All Creatures of Our God and King
His name was Giovanni Bernardone, but he became known as St. Francis of Assisi. The son of a wealthy merchant, he was expected to follow in his father's footsteps but rebelled against the pursuit of money. As a young man, he experienced a vision that persuaded him to renounce wealth so that he might live a life of poverty and service.
St. Francis is famous for many things, including love of animals. Pictures of him usually have birds flying nearby and small animals at his feet. A popular story tells of him stopping to preach a sermon to a flock of birds. He reminded them that God had blessed them with beautiful clothing even though they had never learned to spin or weave–– and that God had blessed them with food even thought they had never learned to sow or reap. Then he called them to sing their songs as praises to God.
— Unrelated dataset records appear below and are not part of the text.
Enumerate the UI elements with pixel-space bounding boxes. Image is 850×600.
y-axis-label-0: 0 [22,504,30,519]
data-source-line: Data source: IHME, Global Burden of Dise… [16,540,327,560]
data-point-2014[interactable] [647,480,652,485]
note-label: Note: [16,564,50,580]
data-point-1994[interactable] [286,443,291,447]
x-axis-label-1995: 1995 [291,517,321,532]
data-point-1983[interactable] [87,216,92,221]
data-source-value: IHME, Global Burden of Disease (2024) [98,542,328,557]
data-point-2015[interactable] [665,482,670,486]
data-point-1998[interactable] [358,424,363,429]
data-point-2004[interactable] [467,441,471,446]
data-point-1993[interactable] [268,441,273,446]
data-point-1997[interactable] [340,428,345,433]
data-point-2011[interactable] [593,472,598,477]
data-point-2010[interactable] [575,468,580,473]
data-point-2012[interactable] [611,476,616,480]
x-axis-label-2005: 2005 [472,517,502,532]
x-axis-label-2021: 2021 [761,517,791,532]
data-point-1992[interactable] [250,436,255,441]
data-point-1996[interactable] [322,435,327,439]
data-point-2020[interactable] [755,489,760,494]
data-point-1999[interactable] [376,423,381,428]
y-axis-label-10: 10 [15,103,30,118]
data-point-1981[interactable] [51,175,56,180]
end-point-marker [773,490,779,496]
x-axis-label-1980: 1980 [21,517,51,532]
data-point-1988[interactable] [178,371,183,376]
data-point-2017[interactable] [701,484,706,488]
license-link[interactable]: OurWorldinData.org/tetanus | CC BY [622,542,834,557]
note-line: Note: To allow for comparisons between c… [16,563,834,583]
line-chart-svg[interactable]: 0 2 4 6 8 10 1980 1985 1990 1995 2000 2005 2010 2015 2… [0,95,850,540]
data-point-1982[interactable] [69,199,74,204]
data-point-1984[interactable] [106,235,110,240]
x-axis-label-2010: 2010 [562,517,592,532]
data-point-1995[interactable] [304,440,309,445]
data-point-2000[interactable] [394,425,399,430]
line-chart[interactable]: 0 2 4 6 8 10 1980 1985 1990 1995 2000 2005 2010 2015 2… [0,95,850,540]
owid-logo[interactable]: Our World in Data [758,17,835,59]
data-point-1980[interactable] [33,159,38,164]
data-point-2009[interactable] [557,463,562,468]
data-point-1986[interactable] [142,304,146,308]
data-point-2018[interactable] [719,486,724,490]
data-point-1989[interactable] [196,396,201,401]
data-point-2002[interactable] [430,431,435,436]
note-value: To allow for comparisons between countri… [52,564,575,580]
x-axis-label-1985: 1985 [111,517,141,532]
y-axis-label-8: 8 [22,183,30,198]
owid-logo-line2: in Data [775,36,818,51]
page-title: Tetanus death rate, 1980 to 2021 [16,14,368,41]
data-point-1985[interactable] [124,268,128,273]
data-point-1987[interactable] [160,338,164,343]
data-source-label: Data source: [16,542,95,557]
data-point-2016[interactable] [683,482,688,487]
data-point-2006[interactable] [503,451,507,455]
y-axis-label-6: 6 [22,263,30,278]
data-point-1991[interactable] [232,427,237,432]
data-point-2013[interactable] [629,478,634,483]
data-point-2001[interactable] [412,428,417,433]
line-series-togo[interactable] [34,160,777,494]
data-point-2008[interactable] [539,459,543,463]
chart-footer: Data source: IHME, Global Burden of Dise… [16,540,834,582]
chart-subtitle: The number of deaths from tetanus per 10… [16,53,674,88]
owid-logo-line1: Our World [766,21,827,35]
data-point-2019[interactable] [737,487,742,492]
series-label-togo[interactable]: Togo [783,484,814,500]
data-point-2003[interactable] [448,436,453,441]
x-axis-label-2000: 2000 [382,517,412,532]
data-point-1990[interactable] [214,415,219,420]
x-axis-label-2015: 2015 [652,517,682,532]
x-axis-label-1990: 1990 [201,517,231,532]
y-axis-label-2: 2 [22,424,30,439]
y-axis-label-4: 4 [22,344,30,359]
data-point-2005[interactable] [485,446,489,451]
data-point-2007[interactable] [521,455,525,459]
The hymn, "All Creatures of Our God and King," is an outgrowth of that sentiment. It is a call for "All creatures of our God and King" to "lift up (their voices) and with us sing, Alleluia!"
St. Francis wrote this hymn near the end of his life. Sick and suffering bouts of blindness, he was going home to die when he stopped to visit friends at the St. Damien monastery. While there, he felt the inspiration to compose this joyful hymn. It calls all God's creatures ––sun and moon ––wind and water––fruits and flowers––and all who are of tender heart––to sing, "Alleluia! Alleluia! Alleluia!" to honor our God.